Troppo superiore la Juventus nel primo tempo, con tre gol e una supremazia evidente in ogni fase di gioco. Nella riconquista del pallone e nella capacità di far male ai venti metri. La Roma, per 45 minuti, è stata letteralmente a guardare, in una partita che comunque ha ribadito una necessità assoluta.

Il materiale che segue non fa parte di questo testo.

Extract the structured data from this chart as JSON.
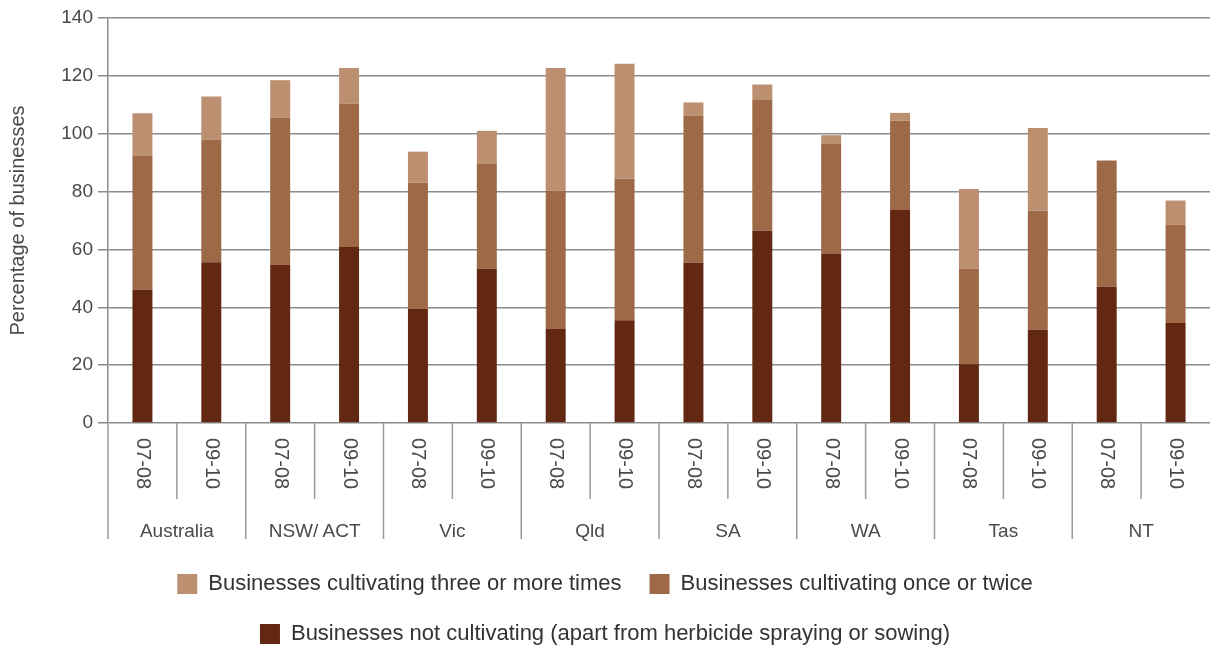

Dopo l’eliminazione dalla Coppa Italia, restano comunque l’Europa League e una qualificazione Champions da centrare, in un duello con l’Atalanta che non si è di sicuro esaurito dopo la sconfitta di Gasperini con la Spal. Ci sarà da lottare e la partita di ieri ha ribadito una necessità chiara: la Roma, per questo lungo sprint, ha bisogno assolutamente di un attaccante.
Non si può pensare di poggiare soltanto su Dzeko o su Kalinic, assolutamente impalpabile e capace di tirare sul palo da cinque metri. C’è ancora una settimana o poco più per pensarci. E risolvere il problema.